Organic fertilizers are widely used in shrimp pond preparation, with applications up to 1 000 kg/ha initially, followed by applications of 200–300 kg/ha at one to two week intervals (Boyd, 1989) or maintained thereafter with inorganic fertilization. Organic materials provide nutrients other than nitrogen and phosphorus, as well as substrate for the growth of microbial food organisms suited to the shrimp’s natural behaviour. Zooplankton feed directly on particles of manure, enabling a rapid increase in their abundance (Boyd, 1989). With their low inherent concentration of nutrients, organic materials are best applied together with inorganic fertilizers. 2.67 kg urea contains as much nitrogen as 100 kg of poultry manure.

Molasses is also used (50–100 kg/ha) as an organic fertilizer, as it provides a readily available source of carbon and stimulates the growth of beneficial bacteria.
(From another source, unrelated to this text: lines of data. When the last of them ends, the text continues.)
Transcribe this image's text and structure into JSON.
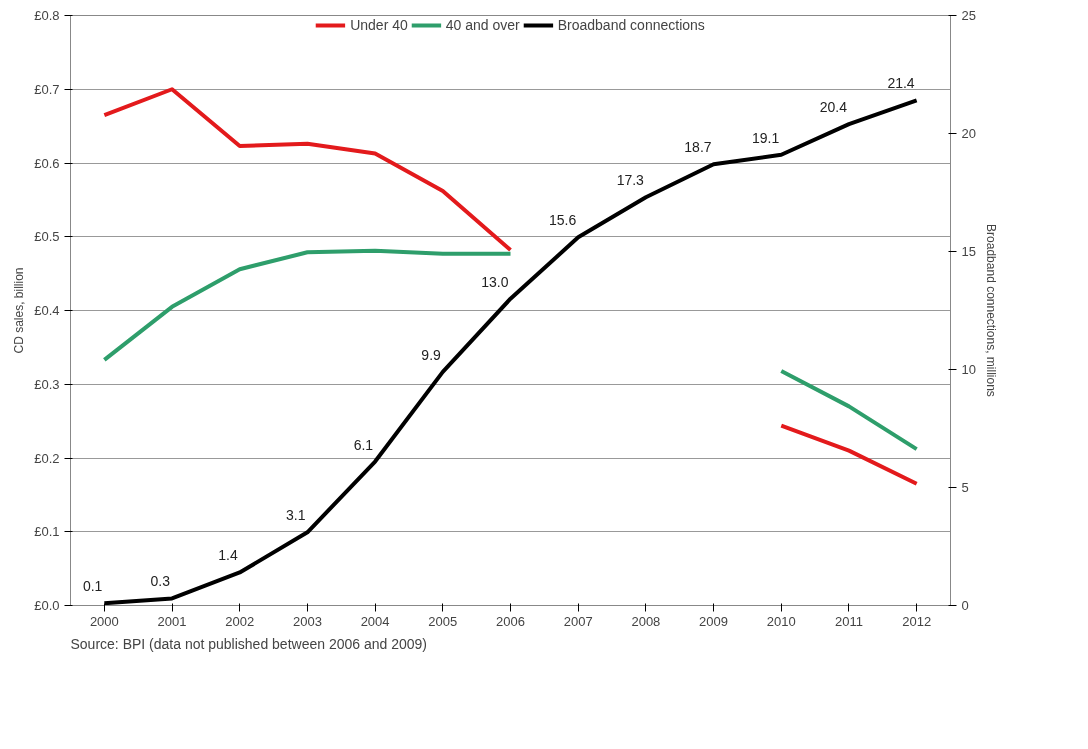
{
  "chart_data": {
    "type": "line",
    "categories": [
      "2000",
      "2001",
      "2002",
      "2003",
      "2004",
      "2005",
      "2006",
      "2007",
      "2008",
      "2009",
      "2010",
      "2011",
      "2012"
    ],
    "ylabel": "CD sales, billion",
    "y2label": "Broadband connections, millions",
    "ylim": [
      0,
      0.8
    ],
    "yticks": [
      {
        "value": 0,
        "label": "£0.0"
      },
      {
        "value": 0.1,
        "label": "£0.1"
      },
      {
        "value": 0.2,
        "label": "£0.2"
      },
      {
        "value": 0.3,
        "label": "£0.3"
      },
      {
        "value": 0.4,
        "label": "£0.4"
      },
      {
        "value": 0.5,
        "label": "£0.5"
      },
      {
        "value": 0.6,
        "label": "£0.6"
      },
      {
        "value": 0.7,
        "label": "£0.7"
      },
      {
        "value": 0.8,
        "label": "£0.8"
      }
    ],
    "y2lim": [
      0,
      25
    ],
    "y2ticks": [
      0,
      5,
      10,
      15,
      20,
      25
    ],
    "grid": "y",
    "legend": "top",
    "marker": "none",
    "line_style": "solid",
    "series": [
      {
        "name": "Under 40",
        "color": "#e31a1c",
        "values": [
          0.665,
          0.7,
          0.623,
          0.626,
          0.613,
          0.562,
          0.482,
          null,
          null,
          null,
          0.244,
          0.21,
          0.165
        ]
      },
      {
        "name": "40 and over",
        "color": "#2e9e6b",
        "values": [
          0.333,
          0.405,
          0.456,
          0.479,
          0.481,
          0.477,
          0.477,
          null,
          null,
          null,
          0.318,
          0.27,
          0.212
        ]
      },
      {
        "name": "Broadband connections",
        "color": "#000000",
        "axis": "y2",
        "value_labels": [
          "0.1",
          "0.3",
          "1.4",
          "3.1",
          "6.1",
          "9.9",
          "13.0",
          "15.6",
          "17.3",
          "18.7",
          "19.1",
          "20.4",
          "21.4"
        ],
        "values": [
          0.1,
          0.3,
          1.4,
          3.1,
          6.1,
          9.9,
          13.0,
          15.6,
          17.3,
          18.7,
          19.1,
          20.4,
          21.4
        ]
      }
    ],
    "annotations": [
      "Source: BPI (data not published between 2006 and 2009)"
    ]
  }
}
Molasses can be used as a tool to prevent an increase in ammonium and nitrite (Samocha et al., 2007). Erler et al. (2005) demonstrated that the addition of carbon, in the form of molasses resulted in greater growth of P. monodon and improved FCR. Molasses promotes heterotrophic bacterial growth that assimilates ammonia–nitrogen directly into cellular protein (Ebeling, Timmons and Bisogni, 2006).

Organic fertilizers also include feedstuffs and feeds: soybean meal, chicken feed, palm by-products (Gautier, 2002), cottonseed meal, rice bran, alfalfa meal and other processed grains or hays (Wurts, 2004).

Inorganic fertilizers

Inorganic nitrogen and phosphorous fertilizers can be applied to shrimp ponds to stimulate algae growth to increase zooplankton production (Table 11a). 1 kg of urea and 1 kg of triple super phosphate (TSP) contain nitrogen and phosphorus equivalent to about 100 kg of chicken manure (FAO, 2007b). A wide N:P ratio is thought to encourage blooms of diatoms (Fox, 2008b). A typical ratio for brackishwater ponds is around 12–20:1, N:P. To calculate the amount of urea and TSP required to achieve 20 kg N/ha and 1 kg P/ha, urea is 45 percent N and TSP is 46 percent P2O5 (20.1 percent P). For a 10 ha pond, you need 444 kg urea and 108 kg TSP. Various fertilization applications are used, depending on available fertilizers and management preferences. In general, there is no need to fertilize after the biomass exceeds 300 kg/ha or feeding exceeds 30 kg/ha/d (Fox, 2008b) or the sechi disk reading is below 30 cm.